Александр сам не помнил, когда он начал сочинять, как не помнил, когда научился грамоте. И сочинял он, конечно, по-французски, как отец. В семь-восемь лет — после того, как его раз взяли с собой на спектакль к Юсуповым, — он вдруг увлекся сочинением комедий. Свои комедии он разыгрывал перед сестрою, которая должна была изображать публику. Они жили тогда на Поварской, в другом конце города, в большом доме. Там была зала с аркой. Александр протягивал под аркой занавеску, выдвигал вперед кресла для «публики», то есть для Оленьки, а перед креслами ставил свечи в шандалах. Это была рампа. Накинув на себя какой-нибудь плащ и украсив голову чем-то вроде берета, он раздвигал занавеску и начинал представление, которое, впрочем, длилось недолго, потому что пьесы, которые он сочинял, были очень короткие. Когда занавеска снова задергивалась, Оленька, которая была единственной зрительницей и судьей, аплодировала и кричала: «Фо́ра!» Все было как на настоящем спектакле.

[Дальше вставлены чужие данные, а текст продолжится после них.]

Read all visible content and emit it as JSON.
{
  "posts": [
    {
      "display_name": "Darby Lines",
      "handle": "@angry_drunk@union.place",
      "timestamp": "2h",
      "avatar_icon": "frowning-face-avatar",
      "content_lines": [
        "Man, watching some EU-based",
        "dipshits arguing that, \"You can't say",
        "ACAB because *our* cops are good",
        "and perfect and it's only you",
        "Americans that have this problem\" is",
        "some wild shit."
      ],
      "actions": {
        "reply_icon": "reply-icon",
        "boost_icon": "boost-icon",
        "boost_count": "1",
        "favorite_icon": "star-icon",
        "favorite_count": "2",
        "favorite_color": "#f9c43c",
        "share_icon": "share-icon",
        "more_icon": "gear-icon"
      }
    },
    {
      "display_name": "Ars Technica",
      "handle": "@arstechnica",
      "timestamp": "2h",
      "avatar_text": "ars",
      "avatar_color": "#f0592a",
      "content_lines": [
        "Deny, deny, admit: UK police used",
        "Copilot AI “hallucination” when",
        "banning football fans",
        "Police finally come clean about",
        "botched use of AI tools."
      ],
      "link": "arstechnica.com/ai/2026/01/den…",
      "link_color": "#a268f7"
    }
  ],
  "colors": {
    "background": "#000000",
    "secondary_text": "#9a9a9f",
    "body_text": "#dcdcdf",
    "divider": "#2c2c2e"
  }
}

Однако Оленьке вздумалось раз подразнить брата. Он сочинил комедию «L’Escamoteur» — «Похититель», которая была уж слишком похожа на мольеровского «Скупого». Оленька, как всегда, начала аплодировать, но, когда Александр стал раскланиваться, вдруг зашикала. Это привело его в такую ярость, что она сама испугалась: он раскидал ногой шандалы со свечками и со слезами убежал в детскую. Оленька бросилась за ним. Она и ласкала его, и просила прощения, и клялась, что только пошутила, что пьеса ей очень, очень понравилась. Но он и слушать ничего не хотел и целый день потом на нее дулся.
Только к вечеру следующего дня произошло примирение. Он тихонько, с хитрым выражением, поманил Оленьку в детскую, закрыл дверь и прочел ей эпиграмму, которую сочинил по поводу своей неудачи. Пьеса «Похититель», говорилось в эпиграмме, провалилась оттого, что бедный автор сам похитил ее у Мольера — l’escamota de Moliére. Оленька рассмеялась, прослушав эпиграмму.
— Хорошо? — краснея, спросил Александр.
— Очень, очень хорошо, — отвечала Оленька, довольная уже тем, что прекратилась ссора.
1809 год, осень. В креслах с высокой спинкой, положив на подлокотники маленькие руки, выступавшие из белых кружевных манжет, сидел Иван Иванович Дмитриев и смотрел кругом с покровительственной улыбкой, как король.
Гостиная выглядела в его присутствии как-то особенно празднично и торжественно. Как будто ярче горели свечи в люстре и канделябрах. Его пышный рыжий парик с завитыми в три ряда буклями казался в блеске свечей сияющим ореолом. Свет играл на золотых пряжках его башмаков и металлических пуговицах коричневого фрака, а когда он поворачивал голову, по лицу его пробегали какие-то искры от гладких ямок на коже, рассыпанных на носу, на щеках и вокруг подбородка. Он был рябой. Его принимали с особым почтительным вниманием. На бабушке надет был новый чепец. Сергей Львович выше обыкновенного поднимал углом брови. Няня, подходившая к бабушке за хозяйственными распоряжениями, старалась ступать как можно тише.